To demonstrate that it was out of the business of building generic boxy theaters, UA got a waiver from the City of Lewisville to include a laser lighting system that would adorn the main entrance and be visible to the busy adjoinging highway. The UA Lakepointe 10’s translucent theater canopy was designed by Runyon Architects and Associates. It was 10 feet tall and 100 feet long projecting 14 color patterns that could be set to music. The UA theater launched December 16, 1994 with features including Speechless, Dumb and Dumber, Drop Zone and Disclosure though would not have its official grand opening celebration until January 26, 1995. Trans-Texas' Vista Ridge 8-plex opened across the street on December 16, 1994 with sub-runs and would go first run then back to sub-run discount when it became part of the Cinemark circuit.
The first shoe to drop in the Lewisville area was the first multiplex in the Rand/Hollywood/Silver Cinema 10-screen discount house in the Garden Park Shopping Center. But UA ran into financial difficulty as a circuit as the century closed while others easily outflanked the chain’s 10-screen effort. Rave Motion Pictures opened a state-of-the-art high tech megaplex just to the north of the Lakepointe opening in 2000 which took much of the non-mall, non-discount moviegoing audience with it. With Cinemark scheduled to open a brand new facility at Vista Ridge Mall, and a 14-plex just to the North in Denton, the writing was on the wall. UA closed the Lakepointe and many other theaters across DFW and around the country.

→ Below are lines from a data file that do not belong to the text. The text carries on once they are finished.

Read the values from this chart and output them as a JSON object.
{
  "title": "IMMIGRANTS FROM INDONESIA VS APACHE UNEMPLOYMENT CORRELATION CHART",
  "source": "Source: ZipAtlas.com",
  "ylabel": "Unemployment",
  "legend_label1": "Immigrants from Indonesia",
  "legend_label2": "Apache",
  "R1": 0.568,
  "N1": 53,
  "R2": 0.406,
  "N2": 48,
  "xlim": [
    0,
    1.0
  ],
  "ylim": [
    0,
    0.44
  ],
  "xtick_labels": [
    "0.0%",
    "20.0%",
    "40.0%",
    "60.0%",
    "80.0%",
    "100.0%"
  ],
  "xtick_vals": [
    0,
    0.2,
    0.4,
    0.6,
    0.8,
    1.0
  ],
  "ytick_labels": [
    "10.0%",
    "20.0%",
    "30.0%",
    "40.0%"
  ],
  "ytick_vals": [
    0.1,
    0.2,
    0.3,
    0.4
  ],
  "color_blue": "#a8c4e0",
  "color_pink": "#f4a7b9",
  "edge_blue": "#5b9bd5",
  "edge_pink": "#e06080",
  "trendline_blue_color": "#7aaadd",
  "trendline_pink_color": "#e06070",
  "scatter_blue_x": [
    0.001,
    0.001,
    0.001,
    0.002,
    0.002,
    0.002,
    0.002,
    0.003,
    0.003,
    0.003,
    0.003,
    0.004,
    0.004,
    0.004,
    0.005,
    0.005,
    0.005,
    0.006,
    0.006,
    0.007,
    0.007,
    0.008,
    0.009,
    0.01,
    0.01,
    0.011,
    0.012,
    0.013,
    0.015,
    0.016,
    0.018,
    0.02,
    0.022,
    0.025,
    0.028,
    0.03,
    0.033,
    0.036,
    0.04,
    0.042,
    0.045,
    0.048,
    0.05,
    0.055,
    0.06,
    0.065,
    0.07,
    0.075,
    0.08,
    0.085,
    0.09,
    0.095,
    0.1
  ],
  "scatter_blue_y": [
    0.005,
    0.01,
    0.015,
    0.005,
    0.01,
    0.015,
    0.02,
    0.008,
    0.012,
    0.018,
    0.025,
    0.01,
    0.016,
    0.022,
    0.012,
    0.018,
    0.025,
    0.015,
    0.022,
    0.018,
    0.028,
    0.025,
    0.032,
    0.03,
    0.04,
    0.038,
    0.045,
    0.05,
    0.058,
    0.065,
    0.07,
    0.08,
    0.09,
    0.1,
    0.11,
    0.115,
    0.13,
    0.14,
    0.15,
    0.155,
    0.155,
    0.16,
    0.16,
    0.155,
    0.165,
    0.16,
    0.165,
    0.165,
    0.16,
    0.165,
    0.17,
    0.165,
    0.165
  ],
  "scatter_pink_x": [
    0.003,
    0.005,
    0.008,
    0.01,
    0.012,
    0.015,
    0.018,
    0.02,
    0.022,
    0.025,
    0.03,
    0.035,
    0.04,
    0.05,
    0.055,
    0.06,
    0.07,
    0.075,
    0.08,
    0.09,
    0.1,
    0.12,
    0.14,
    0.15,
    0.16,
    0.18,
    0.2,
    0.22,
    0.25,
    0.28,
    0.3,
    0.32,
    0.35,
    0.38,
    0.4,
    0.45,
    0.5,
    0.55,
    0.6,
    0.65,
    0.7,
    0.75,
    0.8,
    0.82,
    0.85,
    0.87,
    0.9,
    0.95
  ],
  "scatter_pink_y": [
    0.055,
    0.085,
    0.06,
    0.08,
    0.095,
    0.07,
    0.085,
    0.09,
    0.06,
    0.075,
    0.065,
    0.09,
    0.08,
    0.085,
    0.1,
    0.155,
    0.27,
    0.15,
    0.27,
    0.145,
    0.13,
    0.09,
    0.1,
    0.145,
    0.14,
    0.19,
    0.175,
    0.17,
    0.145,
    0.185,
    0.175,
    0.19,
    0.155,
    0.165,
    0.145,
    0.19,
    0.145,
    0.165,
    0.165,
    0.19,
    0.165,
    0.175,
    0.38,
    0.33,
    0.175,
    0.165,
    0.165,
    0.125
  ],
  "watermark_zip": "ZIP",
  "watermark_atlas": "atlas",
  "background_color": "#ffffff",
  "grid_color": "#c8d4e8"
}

But all was not lost as Studio Movie Grill repositioned the Lakepointe as a movie and dining event place called the Studio Movie Grill Lewisville opening May 2007. The theater was in a contentious zone with AMC opening its Highland Village theater to the west in December of that year, Obviously with many theaters within exits of each other (the Vista Ridge Mall 15 Lewisville, the Lewisville 8 discount house, Cinemark 14 in Denton, the Silver Cinemas Golden Triangle, and the Rave Hickory Creek 16), SMG had its work cut out for it. Redesigning the complex as an 8-plex with full kitchen, the theater pulled off the task with aplomb keeping the theater relevant into the mid-2010s and beyond.